A couple of months into the school year, I don’t regret that decision, but I regret that I had to make it because my Algebra 1 students need to spend a significant amount of time using their powerful mobile devices to view Algebra problems that they then work out in their notebooks.  This is not very different at all from what my classes did with a hardback book last year.  

On the flip side, I just posted about how my geometry students were able to use their iPads to collect and pool some data last week, and they have also used them to access Google Earth, find pictures of things on the internet to add to their digital notes, draw better, more colorful pictures, and more. They rarely touch a piece of paper.

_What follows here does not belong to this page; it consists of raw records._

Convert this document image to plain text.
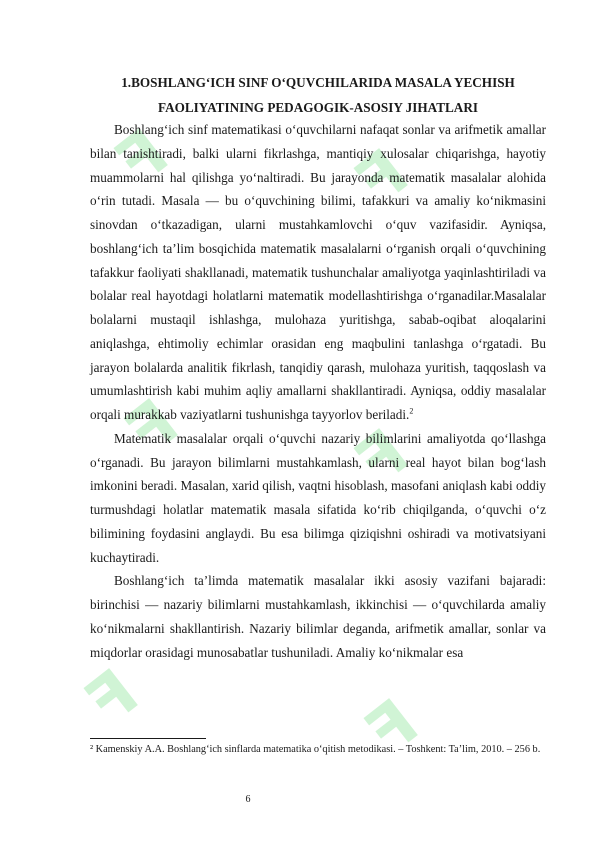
ꟻ ꟻ
ꟻ ꟻ
ꟻ	ꟻ
1.BOSHLANG‘ICH SINF O‘QUVCHILARIDA MASALA YECHISH
FAOLIYATINING PEDAGOGIK-ASOSIY JIHATLARI

Boshlang‘ich sinf matematikasi o‘quvchilarni nafaqat sonlar va arifmetik amallar bilan tanishtiradi, balki ularni fikrlashga, mantiqiy xulosalar chiqarishga, hayotiy muammolarni hal qilishga yo‘naltiradi. Bu jarayonda matematik masalalar alohida o‘rin tutadi. Masala — bu o‘quvchining bilimi, tafakkuri va amaliy ko‘nikmasini sinovdan o‘tkazadigan, ularni mustahkamlovchi o‘quv vazifasidir. Ayniqsa, boshlang‘ich ta’lim bosqichida matematik masalalarni o‘rganish orqali o‘quvchining tafakkur faoliyati shakllanadi, matematik tushunchalar amaliyotga yaqinlashtiriladi va bolalar real hayotdagi holatlarni matematik modellashtirishga o‘rganadilar.Masalalar bolalarni mustaqil ishlashga, mulohaza yuritishga, sabab-oqibat aloqalarini aniqlashga, ehtimoliy echimlar orasidan eng maqbulini tanlashga o‘rgatadi. Bu jarayon bolalarda analitik fikrlash, tanqidiy qarash, mulohaza yuritish, taqqoslash va umumlashtirish kabi muhim aqliy amallarni shakllantiradi. Ayniqsa, oddiy masalalar orqali murakkab vaziyatlarni tushunishga tayyorlov beriladi.$^2$

Matematik masalalar orqali o‘quvchi nazariy bilimlarini amaliyotda qo‘llashga o‘rganadi. Bu jarayon bilimlarni mustahkamlash, ularni real hayot bilan bog‘lash imkonini beradi. Masalan, xarid qilish, vaqtni hisoblash, masofani aniqlash kabi oddiy turmushdagi holatlar matematik masala sifatida ko‘rib chiqilganda, o‘quvchi o‘z bilimining foydasini anglaydi. Bu esa bilimga qiziqishni oshiradi va motivatsiyani kuchaytiradi.

Boshlang‘ich ta’limda matematik masalalar ikki asosiy vazifani bajaradi: birinchisi — nazariy bilimlarni mustahkamlash, ikkinchisi — o‘quvchilarda amaliy ko‘nikmalarni shakllantirish. Nazariy bilimlar deganda, arifmetik amallar, sonlar va miqdorlar orasidagi munosabatlar tushuniladi. Amaliy ko‘nikmalar esa

² Kamenskiy A.A. Boshlang‘ich sinflarda matematika o‘qitish metodikasi. – Toshkent: Ta’lim, 2010. – 256 b.
6
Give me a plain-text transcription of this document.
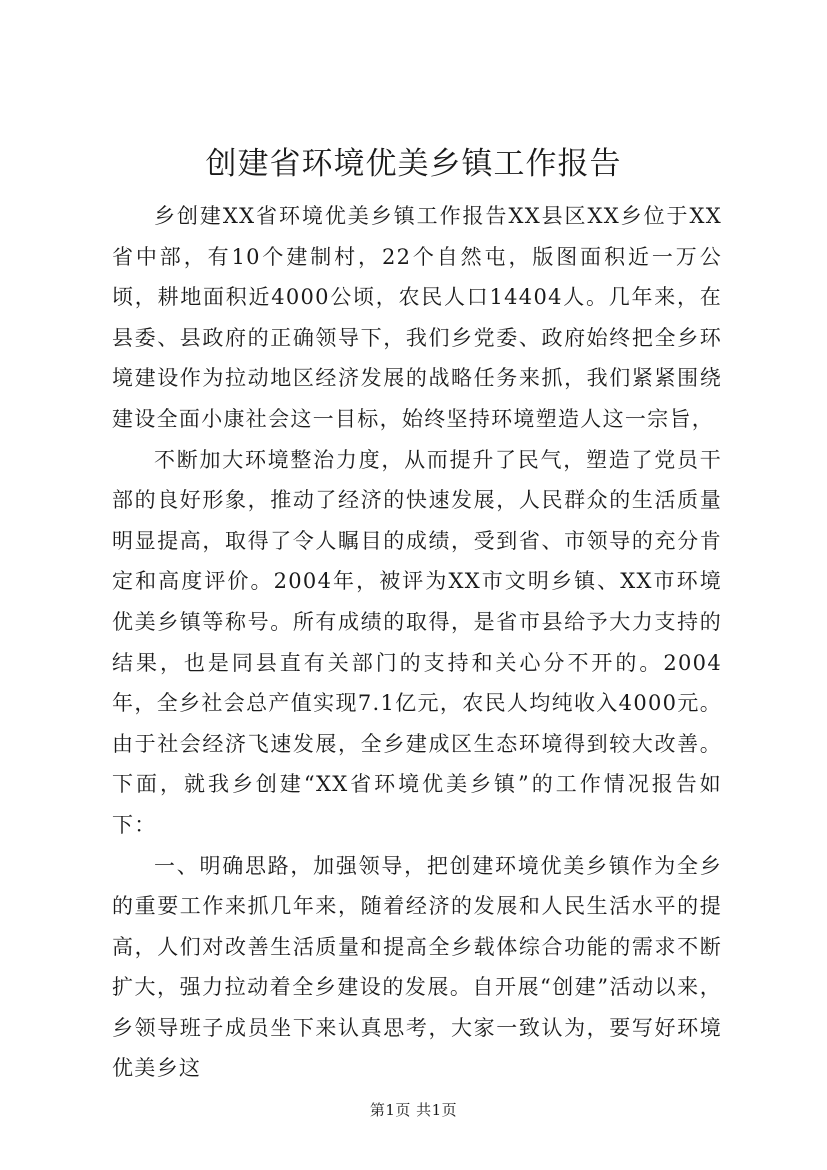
创建省环境优美乡镇工作报告

乡创建XX省环境优美乡镇工作报告XX县区XX乡位于XX省中部，有10个建制村，22个自然屯，版图面积近一万公顷，耕地面积近4000公顷，农民人口14404人。几年来，在县委、县政府的正确领导下，我们乡党委、政府始终把全乡环境建设作为拉动地区经济发展的战略任务来抓，我们紧紧围绕建设全面小康社会这一目标，始终坚持环境塑造人这一宗旨，

不断加大环境整治力度，从而提升了民气，塑造了党员干部的良好形象，推动了经济的快速发展，人民群众的生活质量明显提高，取得了令人瞩目的成绩，受到省、市领导的充分肯定和高度评价。2004年，被评为XX市文明乡镇、XX市环境优美乡镇等称号。所有成绩的取得，是省市县给予大力支持的结果，也是同县直有关部门的支持和关心分不开的。2004年，全乡社会总产值实现7.1亿元，农民人均纯收入4000元。由于社会经济飞速发展，全乡建成区生态环境得到较大改善。下面，就我乡创建“XX省环境优美乡镇”的工作情况报告如下：

一、明确思路，加强领导，把创建环境优美乡镇作为全乡的重要工作来抓几年来，随着经济的发展和人民生活水平的提高，人们对改善生活质量和提高全乡载体综合功能的需求不断扩大，强力拉动着全乡建设的发展。自开展“创建”活动以来，乡领导班子成员坐下来认真思考，大家一致认为，要写好环境优美乡这

第1页 共1页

Next year, these geometry students will have digital textbooks, and I’m not sure if this is going to mean that I am going to ask them to switch back to paper for notes and homework.  I don’t want to.  I am being prompted to try activities this year that I don’t think I would have tried if I had this class working in notebooks and binders.  I am at the point where I would rather have no textbook than a digital textbook.

Why?  I wasn’t exactly sure until I read a post on Dan Meyer’s blog called The Digital Networked Textbook:  Is it any different? about a month ago which said everything I had been thinking.

Meyer contends that digital textbooks aren’t different enough from their paper cousins, and I agree with him.  I think this is because that their main function is still to be a vehicle for content.  They are not a work space or, ideally, a collaborative work space.  Because they are just vehicles for content delivery, I think digital textbooks actually limit the power of the mobile devices being used to view them because students have to use the mobile to look at something, not to do something.

If my geometry students had been able to enter that data they collected last week into their digital textbook, see the data entered by their classmates (and maybe people in other geometry classes?), and then use that to draw conclusions and do other work (all in the
“book”, THAT would be different, and THAT would be worthwhile.  

Until then, I can write my own geometry problems, and I don’t mind the extra work if it means my students can use their devices to actually do something instead of just looking at slightly more interactive textbook pages.